Маленький, сгорбленный, седой старичок (Данте узнала ли бы в нем не только Джемма, но и сама Беатриче?), стоя на коленях между исполинскими столпами такого же, как тот невиданный свет, золотисто-желтого мрамора, под главным сводом над жертвенником, в базилике св. Виталия, поднял глаза к изображенному в круглой мозаике на самом верху свода, таинственному, от создания мира закланному Агнцу, и светлые тихие слезы лились по лицу старичка.[515] Может быть, только теперь понял Данте, какое чудо Божественного Промысла совершилось над ним; понял, что значит:

Пить мучеников сладкую полынь. [516]

Горькие травы нужны пчелам, чтобы извлечь из них сладчайший мед; так и ему нужны были все муки его, чтобы извлечь из них сладость Божественной Песни. И греясь в теплоте нездешнего Солнца — Агнца, как греется на утреннем солнце окоченевшая от ночного заморозка пчела, оттаивало леденевшее столько лет, в вечных льдах, сердце Данте. И только теперь, в этом невиданном свете, увидел он Рай.

…Таков был этот Свет,
Что, если б от него отвел я очи,
То слепотою был бы поражен.
Но выносить его я мог тем легче,
Чем дольше на него смотрел. О, Благодать
Неисчерпаемая, ты дала
Мне силу так вперить мой взор в тот Свет,
Что до конца исполнилось виденье! [517]

Если видеть Неизреченного лицом к лицу есть величайшее блаженство, какое может испытать человек на земле, но не может вынести, не умерев, то Данте его испытал в видении Рая и, может быть, умер от него.

Узнанного на небе он уже никогда не забудет на земле.
На пройденные сферы оглянувшись,
Увидел я под ними шар земной —
Песчинку жалкую, и усмехнулся
Ее ничтожеству…
И между тем, как я, влекомый вечным
Созвездьем Близнецов вращался, — весь,
От гор и до морей, являлся мне
Комочек грязи той, что делает такими
Нас лютыми в борьбе из-за нее.
И обратил я вновь глаза к глазам прекрасным, [518]

— к возносившим его «выше сфер высочайших», глазам Беатриче.[519]

Данте начал писать «Рай» еще до Равенны, но кончил его только здесь, в три-четыре последних года жизни. Все эти годы длилось видение Рая, самое ясное и, может быть, самое близкое к тому, что действительно есть рай.
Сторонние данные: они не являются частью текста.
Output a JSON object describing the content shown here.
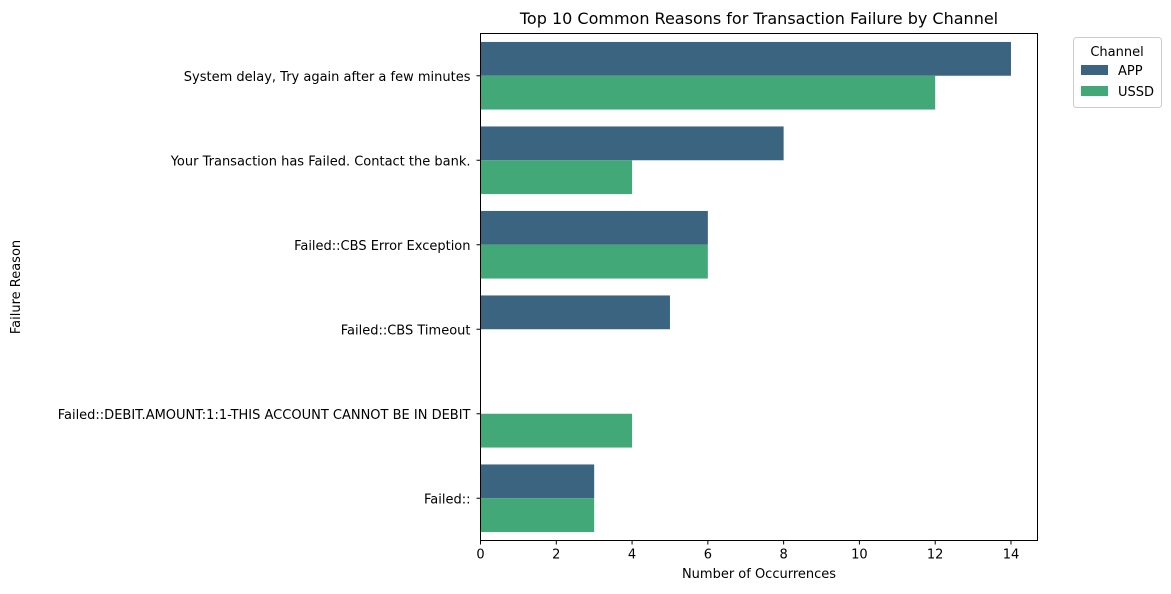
{
  "chart_data": {
    "type": "bar",
    "orientation": "horizontal",
    "title": "Top 10 Common Reasons for Transaction Failure by Channel",
    "xlabel": "Number of Occurrences",
    "ylabel": "Failure Reason",
    "xlim": [
      0,
      14.7
    ],
    "xticks": [
      0,
      2,
      4,
      6,
      8,
      10,
      12,
      14
    ],
    "grid": false,
    "categories": [
      "System delay, Try again after a few minutes",
      "Your Transaction has Failed. Contact the bank.",
      "Failed::CBS Error Exception",
      "Failed::CBS Timeout",
      "Failed::DEBIT.AMOUNT:1:1-THIS ACCOUNT CANNOT BE IN DEBIT",
      "Failed::"
    ],
    "series": [
      {
        "name": "APP",
        "color": "#3b6481",
        "values": [
          14,
          8,
          6,
          5,
          null,
          3
        ]
      },
      {
        "name": "USSD",
        "color": "#43a878",
        "values": [
          12,
          4,
          6,
          null,
          4,
          3
        ]
      }
    ],
    "legend": {
      "title": "Channel",
      "position": "outside-top-right"
    }
  }
}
Но, дописав последний стих последней песни:

Любовь, что движет солнце и другие звезды, —

проснулся от этого видения, сошел с неба на землю и продолжал на ней жить, — с каким чувством, — об этом он сам говорит:

…Не знаю, долго ли еще
Я проживу, но чем скорей сюда вернусь,
Тем лучше.
«Сюда» — из этого мира в тот, из временной чужбины вечную родину.
О, Беатриче, ты — моя надежда;
Ты для моего спасенья в ад сошла…
Ты сделала меня, раба, свободным…
Освободи же до конца,
Чтоб дух, от плоти разрешенный,
К тебе вознесся!

Эта молитва скоро исполнилась: Данте освобожден был тем, что казалось людям смертью его, но было для него самого вечною жизнью — Раем.